Another local-food activist at the apple orchard, Greg Ellis, explained his vision for “garden matchmaking,” a system to connect gardeners with unused garden space. He’s also working on a project to create more backyard gardens this coming springtime, with a “flash mob” of workers converging to build and install raised beds for growing food.

Even the City of SLO is hopping on the local-food bandwagon, with the newly created, city-owned SLO City Farm on 25 acres off Los Osos Valley Road and Calle Joaquin at the south end of town. Shopping-center developers were required to preserve 50 percent of their land in agriculture, under the city’s General Plan.

The Central Coast Agricultural Network recently received a $255,000 grant from the California Department of Food and Agriculture to develop the SLO City Farm, with the idea of providing organically grown food crops and public education.
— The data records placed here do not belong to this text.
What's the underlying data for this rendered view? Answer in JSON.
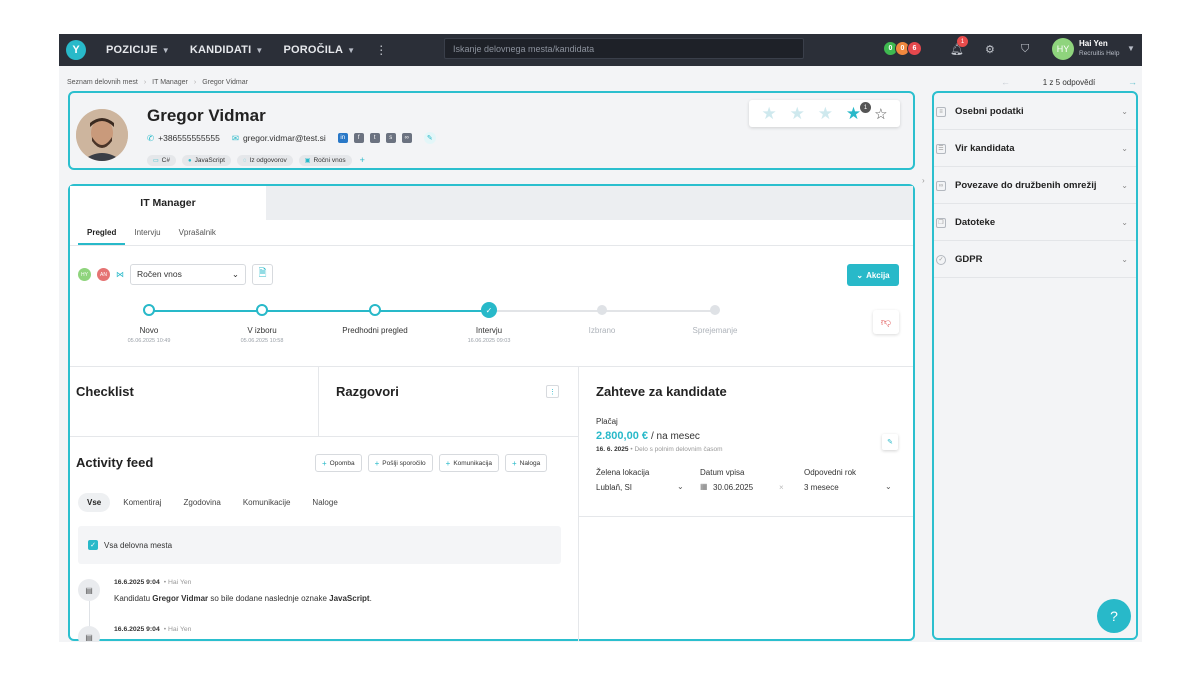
{
  "topbar": {
    "nav": [
      {
        "label": "POZICIJE"
      },
      {
        "label": "KANDIDATI"
      },
      {
        "label": "POROČILA"
      }
    ],
    "search_placeholder": "Iskanje delovnega mesta/kandidata",
    "counters": [
      {
        "value": "0",
        "color": "#3fb950"
      },
      {
        "value": "0",
        "color": "#f0883e"
      },
      {
        "value": "6",
        "color": "#e5484d"
      }
    ],
    "notification_count": "1",
    "user": {
      "initials": "HY",
      "name": "Hai Yen",
      "role": "Recruitis Help"
    }
  },
  "breadcrumb": [
    "Seznam delovnih mest",
    "IT Manager",
    "Gregor Vidmar"
  ],
  "pager": {
    "text": "1 z 5 odpovědí"
  },
  "candidate": {
    "name": "Gregor Vidmar",
    "phone": "+386555555555",
    "email": "gregor.vidmar@test.si",
    "tags": [
      {
        "icon": "monitor-icon",
        "label": "C#"
      },
      {
        "icon": "person-icon",
        "label": "JavaScript"
      },
      {
        "icon": "chat-icon",
        "label": "Iz odgovorov"
      },
      {
        "icon": "briefcase-icon",
        "label": "Ročni vnos"
      }
    ],
    "rating": {
      "value": 4,
      "max": 5,
      "count": "1"
    }
  },
  "job": {
    "title": "IT Manager",
    "tabs": [
      "Pregled",
      "Intervju",
      "Vprašalnik"
    ],
    "active_tab": 0,
    "assignees": [
      {
        "initials": "HY",
        "color": "#8fd47d"
      },
      {
        "initials": "AN",
        "color": "#e57373"
      }
    ],
    "source_select": "Ročen vnos",
    "action_label": "Akcija",
    "steps": [
      {
        "label": "Novo",
        "date": "05.06.2025 10:49",
        "state": "done"
      },
      {
        "label": "V izboru",
        "date": "05.06.2025 10:58",
        "state": "done"
      },
      {
        "label": "Predhodni pregled",
        "date": "",
        "state": "done"
      },
      {
        "label": "Intervju",
        "date": "16.06.2025 09:03",
        "state": "current"
      },
      {
        "label": "Izbrano",
        "date": "",
        "state": "todo"
      },
      {
        "label": "Sprejemanje",
        "date": "",
        "state": "todo"
      }
    ]
  },
  "sections": {
    "checklist": "Checklist",
    "conversations": "Razgovori",
    "activity": "Activity feed",
    "requirements": "Zahteve za kandidate"
  },
  "activity": {
    "buttons": [
      "Opomba",
      "Pošlji sporočilo",
      "Komunikacija",
      "Naloga"
    ],
    "filters": [
      "Vse",
      "Komentiraj",
      "Zgodovina",
      "Komunikacije",
      "Naloge"
    ],
    "active_filter": 0,
    "all_jobs_label": "Vsa delovna mesta",
    "items": [
      {
        "date": "16.6.2025 9:04",
        "author": "Hai Yen",
        "pre": "Kandidatu ",
        "b1": "Gregor Vidmar",
        "mid": " so bile dodane naslednje oznake ",
        "b2": "JavaScript",
        "post": "."
      },
      {
        "date": "16.6.2025 9:04",
        "author": "Hai Yen"
      }
    ]
  },
  "requirements": {
    "salary_label": "Plačaj",
    "salary_value": "2.800,00 €",
    "salary_unit": "/ na mesec",
    "salary_date": "16. 6. 2025",
    "salary_note": "Delo s polnim delovnim časom",
    "location_label": "Želena lokacija",
    "location_value": "Lublaň, SI",
    "start_label": "Datum vpisa",
    "start_value": "30.06.2025",
    "notice_label": "Odpovedni rok",
    "notice_value": "3 mesece"
  },
  "sidebar": {
    "items": [
      {
        "label": "Osebni podatki",
        "icon": "id-card-icon"
      },
      {
        "label": "Vir kandidata",
        "icon": "source-icon"
      },
      {
        "label": "Povezave do družbenih omrežij",
        "icon": "link-icon"
      },
      {
        "label": "Datoteke",
        "icon": "files-icon"
      },
      {
        "label": "GDPR",
        "icon": "check-circle-icon"
      }
    ]
  },
  "colors": {
    "accent": "#28b9c9",
    "topbar": "#2b2f38",
    "highlight": "#2bbfce"
  }
}
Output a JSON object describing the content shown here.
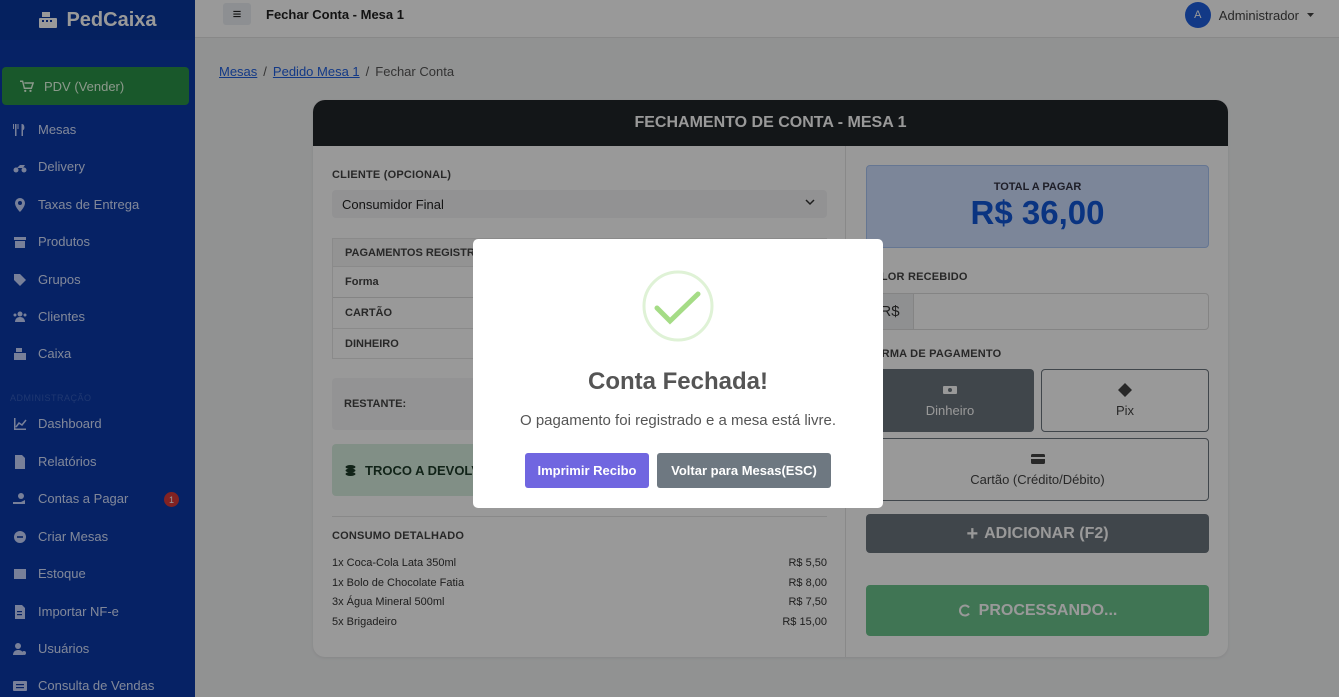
{
  "sidebar": {
    "brand": "PedCaixa",
    "pdv_label": "PDV (Vender)",
    "items": [
      {
        "label": "Mesas",
        "icon": "utensils-icon"
      },
      {
        "label": "Delivery",
        "icon": "motorcycle-icon"
      },
      {
        "label": "Taxas de Entrega",
        "icon": "map-pin-icon"
      },
      {
        "label": "Produtos",
        "icon": "box-icon"
      },
      {
        "label": "Grupos",
        "icon": "tags-icon"
      },
      {
        "label": "Clientes",
        "icon": "users-icon"
      },
      {
        "label": "Caixa",
        "icon": "cash-register-icon"
      }
    ],
    "section_label": "ADMINISTRAÇÃO",
    "admin_items": [
      {
        "label": "Dashboard",
        "icon": "chart-line-icon"
      },
      {
        "label": "Relatórios",
        "icon": "file-icon"
      },
      {
        "label": "Contas a Pagar",
        "icon": "hand-money-icon",
        "badge": "1"
      },
      {
        "label": "Criar Mesas",
        "icon": "plus-circle-icon"
      },
      {
        "label": "Estoque",
        "icon": "warehouse-icon"
      },
      {
        "label": "Importar NF-e",
        "icon": "file-import-icon"
      },
      {
        "label": "Usuários",
        "icon": "user-cog-icon"
      },
      {
        "label": "Consulta de Vendas",
        "icon": "list-icon"
      }
    ]
  },
  "topbar": {
    "menu_glyph": "≡",
    "title": "Fechar Conta - Mesa 1",
    "avatar_letter": "A",
    "user_name": "Administrador"
  },
  "breadcrumb": {
    "items": [
      "Mesas",
      "Pedido Mesa 1",
      "Fechar Conta"
    ],
    "separator": "/"
  },
  "card": {
    "title": "FECHAMENTO DE CONTA - MESA 1",
    "client_label": "CLIENTE (OPCIONAL)",
    "client_value": "Consumidor Final",
    "payments_title": "PAGAMENTOS REGISTRADOS",
    "payments_header": "Forma",
    "payments_rows": [
      "CARTÃO",
      "DINHEIRO"
    ],
    "remaining_label": "RESTANTE:",
    "troco_label": "TROCO A DEVOLVER",
    "consumo_title": "CONSUMO DETALHADO",
    "consumo_items": [
      {
        "desc": "1x Coca-Cola Lata 350ml",
        "price": "R$ 5,50"
      },
      {
        "desc": "1x Bolo de Chocolate Fatia",
        "price": "R$ 8,00"
      },
      {
        "desc": "3x Água Mineral 500ml",
        "price": "R$ 7,50"
      },
      {
        "desc": "5x Brigadeiro",
        "price": "R$ 15,00"
      }
    ],
    "total_label": "TOTAL A PAGAR",
    "total_value": "R$ 36,00",
    "valor_recebido_label": "VALOR RECEBIDO",
    "currency_prefix": "R$",
    "forma_pagamento_label": "FORMA DE PAGAMENTO",
    "pay_dinheiro": "Dinheiro",
    "pay_pix": "Pix",
    "pay_cartao": "Cartão (Crédito/Débito)",
    "add_button": "ADICIONAR (F2)",
    "process_button": "PROCESSANDO..."
  },
  "modal": {
    "title": "Conta Fechada!",
    "text": "O pagamento foi registrado e a mesa está livre.",
    "print_button": "Imprimir Recibo",
    "back_button": "Voltar para Mesas(ESC)"
  },
  "colors": {
    "sidebar": "#0a3aa8",
    "pdv": "#2b9348",
    "total": "#1257d8",
    "print_button": "#7066e0",
    "back_button": "#6e7881",
    "check": "#a5dc86"
  }
}
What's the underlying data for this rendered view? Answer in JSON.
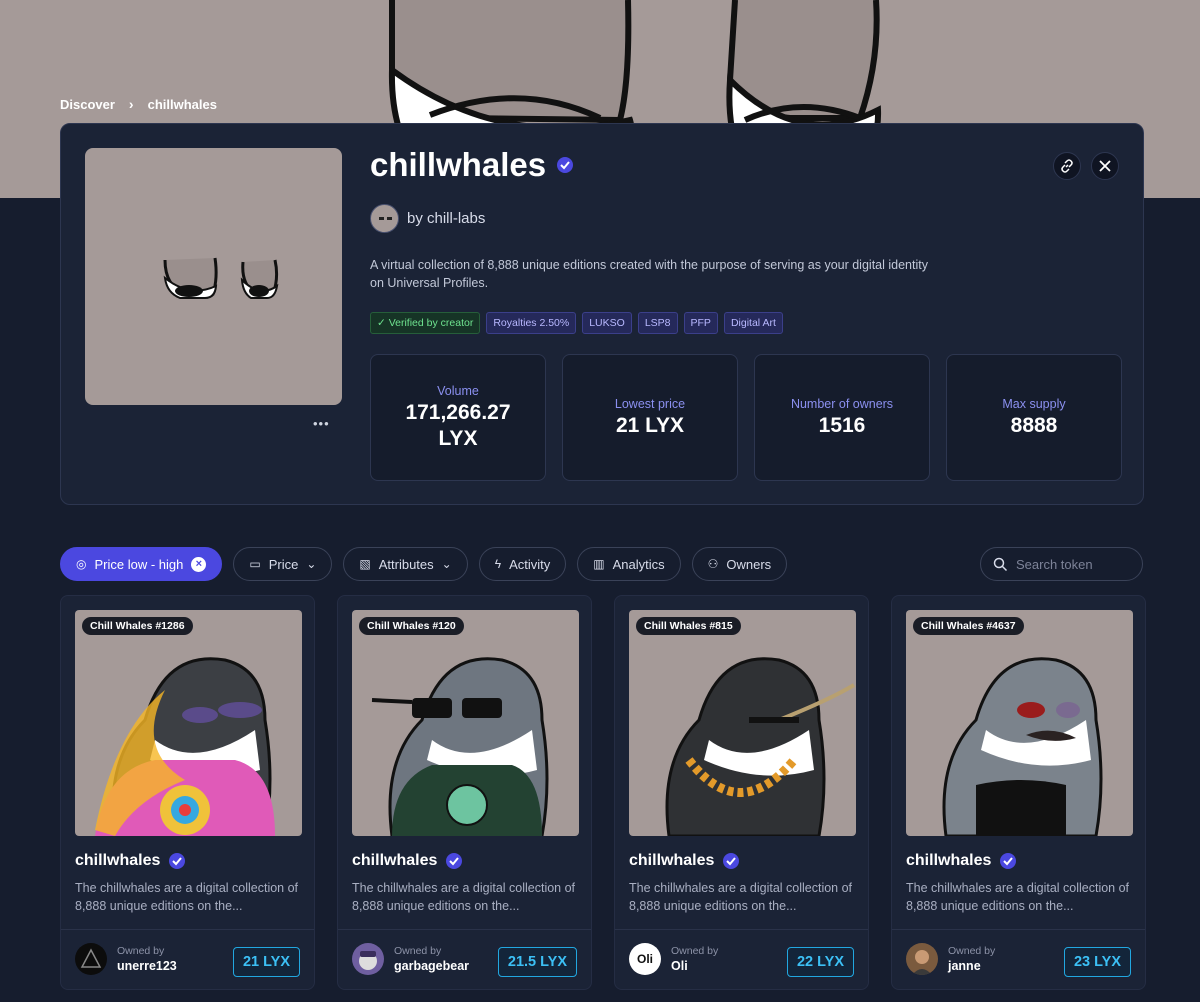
{
  "breadcrumb": {
    "root": "Discover",
    "current": "chillwhales"
  },
  "collection": {
    "title": "chillwhales",
    "creator": "by chill-labs",
    "description": "A virtual collection of 8,888 unique editions created with the purpose of serving as your digital identity on Universal Profiles.",
    "more": "•••",
    "tags": [
      "✓ Verified by creator",
      "Royalties 2.50%",
      "LUKSO",
      "LSP8",
      "PFP",
      "Digital Art"
    ],
    "stats": [
      {
        "label": "Volume",
        "value": "171,266.27 LYX"
      },
      {
        "label": "Lowest price",
        "value": "21 LYX"
      },
      {
        "label": "Number of owners",
        "value": "1516"
      },
      {
        "label": "Max supply",
        "value": "8888"
      }
    ]
  },
  "filters": {
    "sort": "Price low - high",
    "price": "Price",
    "attributes": "Attributes",
    "activity": "Activity",
    "analytics": "Analytics",
    "owners": "Owners",
    "search_placeholder": "Search token"
  },
  "cards": [
    {
      "token": "Chill Whales #1286",
      "title": "chillwhales",
      "desc": "The chillwhales are a digital collection of 8,888 unique editions on the...",
      "owned_label": "Owned by",
      "owner": "unerre123",
      "price": "21 LYX"
    },
    {
      "token": "Chill Whales #120",
      "title": "chillwhales",
      "desc": "The chillwhales are a digital collection of 8,888 unique editions on the...",
      "owned_label": "Owned by",
      "owner": "garbagebear",
      "price": "21.5 LYX"
    },
    {
      "token": "Chill Whales #815",
      "title": "chillwhales",
      "desc": "The chillwhales are a digital collection of 8,888 unique editions on the...",
      "owned_label": "Owned by",
      "owner": "Oli",
      "owner_avatar_text": "Oli",
      "price": "22 LYX"
    },
    {
      "token": "Chill Whales #4637",
      "title": "chillwhales",
      "desc": "The chillwhales are a digital collection of 8,888 unique editions on the...",
      "owned_label": "Owned by",
      "owner": "janne",
      "price": "23 LYX"
    }
  ],
  "colors": {
    "accent": "#4b48e0",
    "price_border": "#22a7e0",
    "verified_green": "#6ee28f",
    "banner_bg": "#a59a98"
  },
  "icons": [
    "chevron-right-icon",
    "verified-badge-icon",
    "link-icon",
    "x-logo-icon",
    "more-icon",
    "sort-icon",
    "close-icon",
    "wallet-icon",
    "chevron-down-icon",
    "attributes-icon",
    "bolt-icon",
    "bar-chart-icon",
    "users-icon",
    "search-icon"
  ]
}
Awareness of the pitfalls of the nation’s corporate-dominated food supply is spreading, with locally grown food widely seen as a solution. For example, a prestigious foodie group, the James Beard Foundation, chose this theme for its national conference in October: “Sustainability on the Table: How Money and Media Influence the Way America Eats.”

The way SLO County eats is moving away from the influence of money and media, with local menu choices relying increasingly on what’s growing on local farms and ranches, what’s living in nearby coastal waters, and what’s thriving in backyards and garden spaces.

As Melton of SLO Veg observed, “Food is such an intimate part of a person’s life. Everyone wants to be healthy.”